Разница между нами в том, что она полагает все зло происходящим от государства. Я же знаю, что все зло происходит от людей…
– Салам алейкум, Питонище.
Питон занимался тем же, чем занимался я одно время. И пистолет у него тоже в кармане. Но выстрелить он не выстрелит. По крайней мере – не сейчас…
– Тебе чего?
– Поговорить.
– Кто его привел? – Питон повысил голос.
– Я… – сказал гитарист.
– Не лютуй. Это я его нашел. Проследить было без проблем, но я решил все по чесноку сделать…
Питон шагнул вперед. Взял со стола недопитую бутылку. Наткнулся на мой взгляд – нет, дружище, не успеешь. Без вариантов – не успеешь.
– Пошли, перетрем…
– Вперед…
Мы вышли на балкон – незастекленный, на предпоследнем этаже. Менеджеры, адвайзеры, юристы, мерчендайзеры – угробив час-полтора, чтобы добраться с работы до дома, ставили во дворе свои машины, чтобы поспеть к ужину, измотанные и злые, выжатые досуха, как тряпка уборщицей – в ведро с грязной водой. Это их Питон намеревается освободить и повести за собой к всеобщему счастью. Интересно, друг мой бывший – а ты хоть кого-то из них спросил, а нужно им такое счастье? Или они предпочитают свое, хомячиное – три часа в день в пробках и лапша «Доширак» с грибами на обед?

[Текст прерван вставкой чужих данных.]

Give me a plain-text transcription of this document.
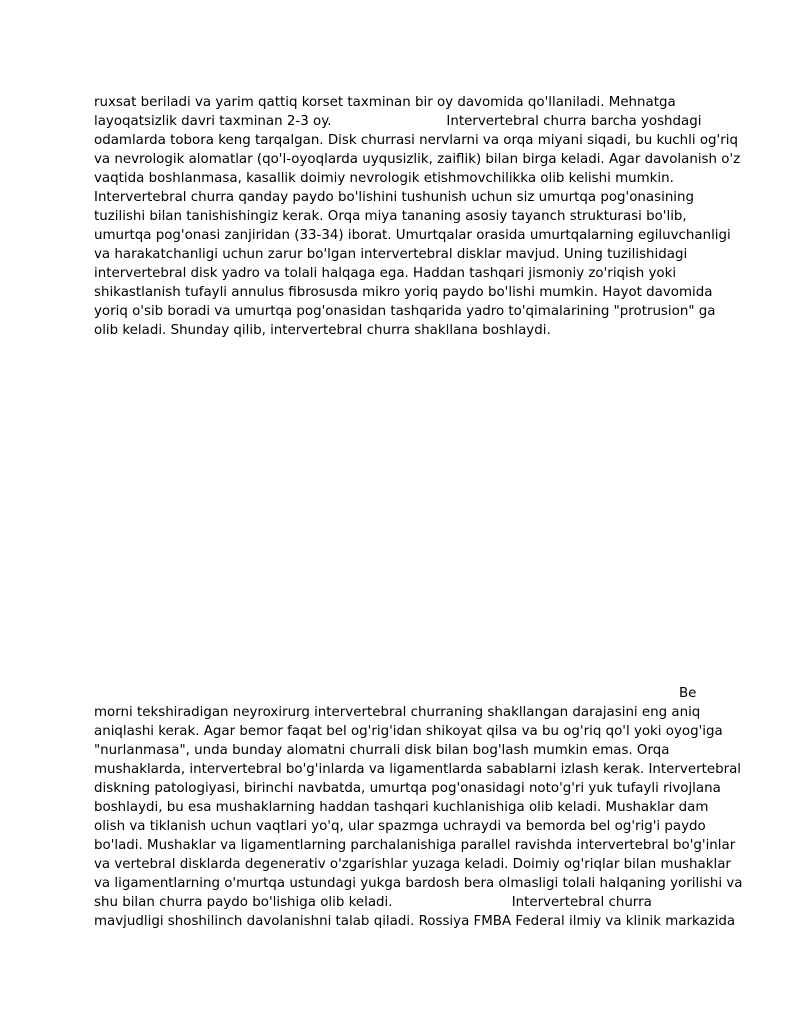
ruxsat beriladi va yarim qattiq korset taxminan bir oy davomida qo'llaniladi. Mehnatga
layoqatsizlik davri taxminan 2-3 oy.                           Intervertebral churra barcha yoshdagi
odamlarda tobora keng tarqalgan. Disk churrasi nervlarni va orqa miyani siqadi, bu kuchli og'riq
va nevrologik alomatlar (qo'l-oyoqlarda uyqusizlik, zaiflik) bilan birga keladi. Agar davolanish o'z
vaqtida boshlanmasa, kasallik doimiy nevrologik etishmovchilikka olib kelishi mumkin.
Intervertebral churra qanday paydo bo'lishini tushunish uchun siz umurtqa pog'onasining
tuzilishi bilan tanishishingiz kerak. Orqa miya tananing asosiy tayanch strukturasi bo'lib,
umurtqa pog'onasi zanjiridan (33-34) iborat. Umurtqalar orasida umurtqalarning egiluvchanligi
va harakatchanligi uchun zarur bo'lgan intervertebral disklar mavjud. Uning tuzilishidagi
intervertebral disk yadro va tolali halqaga ega. Haddan tashqari jismoniy zo'riqish yoki
shikastlanish tufayli annulus fibrosusda mikro yoriq paydo bo'lishi mumkin. Hayot davomida
yoriq o'sib boradi va umurtqa pog'onasidan tashqarida yadro to'qimalarining "protrusion" ga
olib keladi. Shunday qilib, intervertebral churra shakllana boshlaydi.
Be
morni tekshiradigan neyroxirurg intervertebral churraning shakllangan darajasini eng aniq
aniqlashi kerak. Agar bemor faqat bel og'rig'idan shikoyat qilsa va bu og'riq qo'l yoki oyog'iga
"nurlanmasa", unda bunday alomatni churrali disk bilan bog'lash mumkin emas. Orqa
mushaklarda, intervertebral bo'g'inlarda va ligamentlarda sabablarni izlash kerak. Intervertebral
diskning patologiyasi, birinchi navbatda, umurtqa pog'onasidagi noto'g'ri yuk tufayli rivojlana
boshlaydi, bu esa mushaklarning haddan tashqari kuchlanishiga olib keladi. Mushaklar dam
olish va tiklanish uchun vaqtlari yo'q, ular spazmga uchraydi va bemorda bel og'rig'i paydo
bo'ladi. Mushaklar va ligamentlarning parchalanishiga parallel ravishda intervertebral bo'g'inlar
va vertebral disklarda degenerativ o'zgarishlar yuzaga keladi. Doimiy og'riqlar bilan mushaklar
va ligamentlarning o'murtqa ustundagi yukga bardosh bera olmasligi tolali halqaning yorilishi va
shu bilan churra paydo bo'lishiga olib keladi.                            Intervertebral churra
mavjudligi shoshilinch davolanishni talab qiladi. Rossiya FMBA Federal ilmiy va klinik markazida
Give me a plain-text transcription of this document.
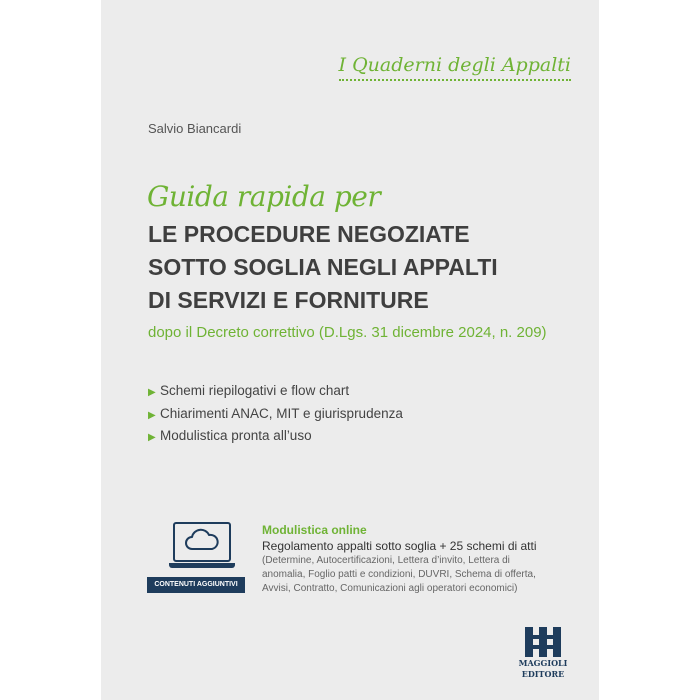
I Quaderni degli Appalti
Salvio Biancardi
Guida rapida per
LE PROCEDURE NEGOZIATE
SOTTO SOGLIA NEGLI APPALTI
DI SERVIZI E FORNITURE
dopo il Decreto correttivo (D.Lgs. 31 dicembre 2024, n. 209)
▶ Schemi riepilogativi e flow chart
▶ Chiarimenti ANAC, MIT e giurisprudenza
▶ Modulistica pronta all’uso
CONTENUTI AGGIUNTIVI
Modulistica online
Regolamento appalti sotto soglia + 25 schemi di atti
(Determine, Autocertificazioni, Lettera d’invito, Lettera di anomalia, Foglio patti e condizioni, DUVRI, Schema di offerta, Avvisi, Contratto, Comunicazioni agli operatori economici)
MAGGIOLI
EDITORE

Ошибаешься ты, дружище Питон. И сильно. Думаешь о людях много лучше, чем они есть…
– Лен… позвал Питон.
К моему удивлению – вышла та самая девица. Вызывающе на меня смотря, облокотилась на ограждение лоджии.
– Это еще зачем…
– У нас такие правила, брат. Всегда должен быть свидетель. Вдруг я тебе на всех настучу? А тут – вопросов нет.
– А ее зачем?
– А она меня ненавидит. Правда, Ленок?
Она фыркнула и отвернулась.
– Ладно. Уши есть, ж… есть, остальное – бесплатное приложение. Зачем меня нашел, друг?
– Дело есть.
– На миллион баксов?
– Подешевле.
– Тогда извини…
– Эй, Питонище, – сказал я, – а ты не думаешь, что я так же нужен обществу, как и ты?
– Это как?
– Ты – по теме светлого будущего. Я – беспощадного настоящего…
Питон осознал. Фыркнул.
– Ты знаешь, пути наши разошлись.
– На одной земле живем.
– Короче. Чего надо?
– Презика американского взорвали – в курсе?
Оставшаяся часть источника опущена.